A pesar de todo esto, Tolkien tiene mala prensa entre la comunidad literaria más selecta. Hay una legión de críticos literarios afirmando que los libros de Tolkien son malos. Comparar a gigantes como Virginia Woolf, T.S.Elliot o George Orwell con J.R.Tolkien significaría meter a un intruso en la cima de la narrativa británica. Y proponen gran número de argumentos literarios para confirmar su tesis: la trama marcada por la lucha entre el bien y el mal es simple y maniquea; los personajes, planos, predecibles y sin profundidad psicológica; muchos recursos literarios extraidos sin pudor de tradiciones anteriores. La lista de objeciones es larga para los inquisidores de nuestro siglo. Y sin embargo su popularidad está ahí, haciendo pasar delante de las narices de los críticos mastodónticas cifras de lectores, espectadores y dinero recaudados por la publicación de libros y proyección de películas, sin hablar de un merchandising creciente y revitalizado cada vez que hay un acontecimiento nuevo sobre Tolkien en el panorama cultural, como puede ser la esperada película de El Hobbit.
Como seguidor de Tolkien, más de una vez he preguntado a otros freakies de la biblioteca si en realidad el Señor de los Anillos tiene un final feliz, o por el contrario constituye el más triste de todos los desenlaces posibles. Y aunque algunos apuntan hacia el final feliz, yo tiendo a pensar en una trama que concluye felizmente a costa de dejar un escenario apocalíptico. Aparentemente, para el gran público, el final de la trilogía es grandioso. El anillo es destruido, Baradur se desmorona hasta los cimientos, Dol-Guldur y el bosque negro es por fin liberado de monstruos, Aragorn reina y vive el resto de sus días con Arwen, mientras los hobbits regresan a casa, donde tienen que poner solución a los últimos desmanes cometidos por Saruman y Wormtongue.

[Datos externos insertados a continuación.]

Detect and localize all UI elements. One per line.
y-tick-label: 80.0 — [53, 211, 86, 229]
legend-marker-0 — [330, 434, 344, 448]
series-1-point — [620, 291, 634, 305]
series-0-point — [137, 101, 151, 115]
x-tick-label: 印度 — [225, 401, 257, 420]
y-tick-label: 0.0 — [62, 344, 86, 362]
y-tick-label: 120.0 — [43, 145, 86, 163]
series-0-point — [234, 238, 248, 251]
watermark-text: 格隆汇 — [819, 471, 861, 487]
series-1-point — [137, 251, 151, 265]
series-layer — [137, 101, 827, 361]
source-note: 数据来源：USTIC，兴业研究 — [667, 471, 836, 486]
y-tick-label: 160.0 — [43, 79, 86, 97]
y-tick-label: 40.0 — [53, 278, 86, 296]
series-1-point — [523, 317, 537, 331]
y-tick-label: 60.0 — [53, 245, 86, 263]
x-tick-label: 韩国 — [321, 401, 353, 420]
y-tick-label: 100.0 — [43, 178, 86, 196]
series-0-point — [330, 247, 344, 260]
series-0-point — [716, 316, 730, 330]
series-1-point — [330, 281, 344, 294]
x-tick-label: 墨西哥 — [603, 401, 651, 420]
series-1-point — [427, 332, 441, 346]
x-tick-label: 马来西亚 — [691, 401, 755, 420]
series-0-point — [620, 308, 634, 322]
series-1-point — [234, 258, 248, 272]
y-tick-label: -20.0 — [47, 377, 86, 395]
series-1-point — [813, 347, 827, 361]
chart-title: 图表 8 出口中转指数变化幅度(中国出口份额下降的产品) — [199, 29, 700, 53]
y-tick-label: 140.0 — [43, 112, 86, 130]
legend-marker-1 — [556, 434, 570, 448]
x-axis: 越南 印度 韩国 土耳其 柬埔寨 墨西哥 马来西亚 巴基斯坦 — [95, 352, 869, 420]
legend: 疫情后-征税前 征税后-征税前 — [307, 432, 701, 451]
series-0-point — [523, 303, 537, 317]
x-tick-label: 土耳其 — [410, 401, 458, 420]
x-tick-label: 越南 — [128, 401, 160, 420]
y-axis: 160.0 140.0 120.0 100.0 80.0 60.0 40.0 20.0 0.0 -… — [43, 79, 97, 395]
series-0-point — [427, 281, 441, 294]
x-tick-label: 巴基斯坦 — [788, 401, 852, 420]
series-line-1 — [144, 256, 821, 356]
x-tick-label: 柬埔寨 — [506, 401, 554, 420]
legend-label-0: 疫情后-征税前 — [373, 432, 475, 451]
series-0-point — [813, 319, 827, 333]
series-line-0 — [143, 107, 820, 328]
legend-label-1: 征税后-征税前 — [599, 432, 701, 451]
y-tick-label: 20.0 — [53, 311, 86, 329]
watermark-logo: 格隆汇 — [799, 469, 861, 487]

Y sin embargo, el libro no termina ahí: todo el mundo lector sabe que el libro concluye en los puertos grises donde los protagonistas del libro inician un viaje sin retorno posible. Una de las últimas frases de Gandalf clarifica la situación: "Go in peace. I will not say do not weep; for not all tears are an evil". Un lector avispado entenderá perfectamente que el desenlace final contiene más lágrimas que sonrisas. No hay continuación posible del libro, porque sencillamente la magia ha desaparecido. Tan solo quedará la açoranza y la melancolía por lo que los hombres han perdido irremediablemente. Podremos explotar en nuestra imaginación escenarios fantásticos para las primeras edades de la Tierra Media, pero nunca ya para la edad de los hombres que empieza con el reinado de Aragorn, porque no hay fantasía alguna de la que hablar. Y aquí toca Tolkien uno de los temas más conocidos de la mitología universal, las distintas edades del hombre entendidas como una decadencia inexorable, y que curiosamente también Hesíodo concedió el número de cuatro para hablar de ellas: oro, plata, bronce y hierro. Todas las narraciones de Tolkien se unen bajo el hilo de una decadencia lenta pera continua, irreversible.
De hecho, esta es una regla que respetan muchas obras de la literatura fantástica. Cuando el relato se ubica en el tiempo presente, la única manera de hablar de la magia entre los hombres será haciendo uso de la imaginación, bajo una doble realidad fantasiosa creada por el poder de la imaginación (plasmada en distinta tinta, en La Historia inteminable de Michael Ende) ya a través de una historia paralela y oculta, fuera de la geografía humana habitual (como por ejemplo remarca bien Sinclair en Las Crónicas de Narnia). El rizo de esta inversión lo da J. K. Rowling en la saga de Harry Potter, cuando es el mundo humano el que acaba colonizando el mundo de los magos e imponiendo sus normas a través de toda una serie de golpes de efecto que convierten la magia en un centro escolar de élite británico, con todas sus engorrosas reglas, distinciones sociales y su disciplina académica.